Apparently 1 in 4 Gen Z vapes regularly and building a cool vaping brand with tech-enabled vapes and crypto incentives gamifying people’s usage reduction seems like the most plausible path to making an impact. 

I also think they’ll take a good run at picking up where StepN and Sweatcoin left off and continue pushing forward our understanding of how to design token models to reward real world activity. It’s a compelling memecoin and mechanism backed by a real business launching into a novelty and economic game receptive community.

They’ll have a good shot at aggregating a real scene, creating a meaningful social and identity context, and building a digital native brand and attention network people want to be a part of.

Let’s see.

What is Seed Club

Alright I’ve been trying on some updated language when describing Seed Club and I’d love some feedback on how this lands…

Seed Club is a participant-owned venture network. It’s a bet that doing venture capital from the first principles of a network instead of the first principles of a firm will create dramatically more interesting outcomes.

It’s a subtle but fundamental shift. It means that instead of the organization at large being narrowly focused on investing activities, Seed Club has a more expansive goal of aggregating a scene of passionate internet enthusiasts and driving network value.

We’re doing this because we think it’s the highest leverage and most valuable thing we can do for founders and the crypto ecosystem at large. It unlocks powerful flywheels that will accumulate financial, social, and cultural capital in abundance, create the ideal conditions to build a startup within, and ultimately allow anyone to participate in the value creation of innovation. 

Alright let’s get more specific about how this actually works.

Seed Club is a DAO orbited by thin business units.

Within the DAO we focus on building communities, experiences, and media that creates participation pathways for existing crypto believers, and converts people still on the edges into believers and participants.

We help people make money, get smart, have fun, and find belonging along the path to collectively building the next version of the internet.

Within the thin business layers are where we do our investing activity. This includes Seed Club Ventures, our accelerator, and any new network-aligned businesses we launch in the future.

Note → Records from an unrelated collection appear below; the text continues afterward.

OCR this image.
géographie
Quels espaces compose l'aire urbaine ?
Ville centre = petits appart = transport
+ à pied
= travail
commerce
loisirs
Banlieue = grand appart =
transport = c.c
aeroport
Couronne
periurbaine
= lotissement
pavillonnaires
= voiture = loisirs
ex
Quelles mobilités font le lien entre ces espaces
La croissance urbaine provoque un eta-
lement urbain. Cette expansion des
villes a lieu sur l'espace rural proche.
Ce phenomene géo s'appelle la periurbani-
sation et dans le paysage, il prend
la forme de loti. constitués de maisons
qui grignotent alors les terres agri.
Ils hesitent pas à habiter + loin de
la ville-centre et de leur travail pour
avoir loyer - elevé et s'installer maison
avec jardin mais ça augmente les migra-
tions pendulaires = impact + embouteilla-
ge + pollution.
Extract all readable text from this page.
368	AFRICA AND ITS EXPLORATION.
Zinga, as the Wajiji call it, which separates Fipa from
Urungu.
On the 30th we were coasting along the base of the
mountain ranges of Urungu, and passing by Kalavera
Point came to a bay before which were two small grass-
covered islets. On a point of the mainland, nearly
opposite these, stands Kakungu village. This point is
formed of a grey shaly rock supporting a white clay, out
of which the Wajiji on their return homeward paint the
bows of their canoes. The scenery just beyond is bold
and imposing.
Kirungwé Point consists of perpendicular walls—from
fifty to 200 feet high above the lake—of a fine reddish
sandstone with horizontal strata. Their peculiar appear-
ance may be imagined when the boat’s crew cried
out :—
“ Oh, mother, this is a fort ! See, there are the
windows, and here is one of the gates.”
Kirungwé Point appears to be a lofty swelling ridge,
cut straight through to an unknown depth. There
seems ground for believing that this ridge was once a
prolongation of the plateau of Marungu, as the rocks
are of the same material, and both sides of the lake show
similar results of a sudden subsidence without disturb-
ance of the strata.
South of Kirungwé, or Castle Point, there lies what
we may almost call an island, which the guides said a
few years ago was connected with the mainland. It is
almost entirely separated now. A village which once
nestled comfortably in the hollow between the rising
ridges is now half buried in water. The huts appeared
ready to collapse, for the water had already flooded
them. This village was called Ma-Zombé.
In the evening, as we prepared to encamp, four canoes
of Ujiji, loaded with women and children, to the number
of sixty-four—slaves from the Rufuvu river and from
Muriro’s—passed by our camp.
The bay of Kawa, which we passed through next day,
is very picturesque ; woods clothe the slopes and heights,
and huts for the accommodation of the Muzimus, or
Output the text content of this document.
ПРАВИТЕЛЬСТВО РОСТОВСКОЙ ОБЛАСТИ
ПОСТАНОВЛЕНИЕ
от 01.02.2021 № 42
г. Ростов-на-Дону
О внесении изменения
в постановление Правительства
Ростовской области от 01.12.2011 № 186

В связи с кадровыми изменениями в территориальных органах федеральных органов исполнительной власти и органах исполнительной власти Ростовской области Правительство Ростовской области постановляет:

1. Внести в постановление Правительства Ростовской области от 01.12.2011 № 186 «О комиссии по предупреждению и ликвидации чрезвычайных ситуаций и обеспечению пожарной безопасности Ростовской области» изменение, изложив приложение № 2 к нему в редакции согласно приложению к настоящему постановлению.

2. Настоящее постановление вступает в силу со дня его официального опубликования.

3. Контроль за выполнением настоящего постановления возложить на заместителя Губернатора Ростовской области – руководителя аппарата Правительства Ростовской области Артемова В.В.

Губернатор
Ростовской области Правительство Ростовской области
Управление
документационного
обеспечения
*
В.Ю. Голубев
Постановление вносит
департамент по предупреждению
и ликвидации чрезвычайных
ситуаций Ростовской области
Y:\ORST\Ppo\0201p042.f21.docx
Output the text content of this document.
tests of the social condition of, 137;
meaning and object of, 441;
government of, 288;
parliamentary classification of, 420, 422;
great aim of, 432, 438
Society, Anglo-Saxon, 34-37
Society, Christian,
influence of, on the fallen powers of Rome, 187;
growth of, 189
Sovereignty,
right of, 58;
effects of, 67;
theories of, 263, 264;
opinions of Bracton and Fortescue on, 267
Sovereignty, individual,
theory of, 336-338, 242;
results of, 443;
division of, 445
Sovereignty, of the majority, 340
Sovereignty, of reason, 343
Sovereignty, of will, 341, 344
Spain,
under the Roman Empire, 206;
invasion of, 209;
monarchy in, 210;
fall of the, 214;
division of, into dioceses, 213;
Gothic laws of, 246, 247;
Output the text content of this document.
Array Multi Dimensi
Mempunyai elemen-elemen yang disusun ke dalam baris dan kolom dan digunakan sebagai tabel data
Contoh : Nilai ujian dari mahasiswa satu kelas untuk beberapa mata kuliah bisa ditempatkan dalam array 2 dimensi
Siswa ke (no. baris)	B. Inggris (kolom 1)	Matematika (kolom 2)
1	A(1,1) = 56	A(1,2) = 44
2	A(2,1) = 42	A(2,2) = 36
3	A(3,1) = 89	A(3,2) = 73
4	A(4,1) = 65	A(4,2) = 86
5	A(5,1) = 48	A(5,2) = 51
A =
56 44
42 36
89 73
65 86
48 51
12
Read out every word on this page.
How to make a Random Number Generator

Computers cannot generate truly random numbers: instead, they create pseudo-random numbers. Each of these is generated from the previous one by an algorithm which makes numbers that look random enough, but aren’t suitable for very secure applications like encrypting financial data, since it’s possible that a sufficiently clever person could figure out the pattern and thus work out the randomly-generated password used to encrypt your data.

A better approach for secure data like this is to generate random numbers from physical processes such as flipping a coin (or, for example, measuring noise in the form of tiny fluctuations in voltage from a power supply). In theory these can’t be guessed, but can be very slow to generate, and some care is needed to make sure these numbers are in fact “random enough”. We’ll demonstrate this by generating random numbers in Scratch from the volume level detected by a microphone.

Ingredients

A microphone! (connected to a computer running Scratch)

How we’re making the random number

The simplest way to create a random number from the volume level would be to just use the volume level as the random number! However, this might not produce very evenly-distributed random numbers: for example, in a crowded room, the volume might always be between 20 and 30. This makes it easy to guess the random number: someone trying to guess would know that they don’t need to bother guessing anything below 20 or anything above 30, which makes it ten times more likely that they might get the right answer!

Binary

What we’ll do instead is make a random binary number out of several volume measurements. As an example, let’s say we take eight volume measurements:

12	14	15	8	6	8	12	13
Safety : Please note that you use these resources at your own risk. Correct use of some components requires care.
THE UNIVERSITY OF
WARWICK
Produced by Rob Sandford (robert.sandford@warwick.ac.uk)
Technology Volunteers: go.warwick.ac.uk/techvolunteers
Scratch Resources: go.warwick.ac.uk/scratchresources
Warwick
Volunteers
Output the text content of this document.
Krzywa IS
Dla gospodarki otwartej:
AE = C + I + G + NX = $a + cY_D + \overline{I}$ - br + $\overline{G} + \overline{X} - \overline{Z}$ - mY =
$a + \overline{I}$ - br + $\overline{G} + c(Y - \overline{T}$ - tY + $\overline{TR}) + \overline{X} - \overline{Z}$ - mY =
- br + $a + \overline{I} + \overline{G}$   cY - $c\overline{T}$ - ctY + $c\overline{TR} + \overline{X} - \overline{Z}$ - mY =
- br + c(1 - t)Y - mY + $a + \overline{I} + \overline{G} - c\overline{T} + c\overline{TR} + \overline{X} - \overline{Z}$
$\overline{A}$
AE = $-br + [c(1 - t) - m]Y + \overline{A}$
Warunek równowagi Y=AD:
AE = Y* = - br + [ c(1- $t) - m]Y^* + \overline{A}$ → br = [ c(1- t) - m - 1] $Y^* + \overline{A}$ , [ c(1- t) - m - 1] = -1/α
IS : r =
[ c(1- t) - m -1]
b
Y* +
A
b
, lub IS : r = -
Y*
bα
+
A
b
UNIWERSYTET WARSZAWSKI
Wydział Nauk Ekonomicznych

We do this because venture capital needs to be done within conditions that optimize for speed, agency, and non-consensus decision making to be effective. Not to mention the regulatory requirements of today’s world.

These businesses are in a tight economic relationship with the DAO where we effectively license the brand and distribution of the network, and in return contribute 50% of the carry from the funds back to the treasury. 

So the DAO is focused on the things that networks are good at, namely at scale coordination and participation, and the business units are focused on the things that require small, nimble, high-agency teams.

If we’re able to create participation offerings that people en masse really want to be a part of and build businesses that effectively leverage the resulting scene, we’re going to build a big and very valuable network.

Is that exciting? confusing? Still have questions? Let me know pls.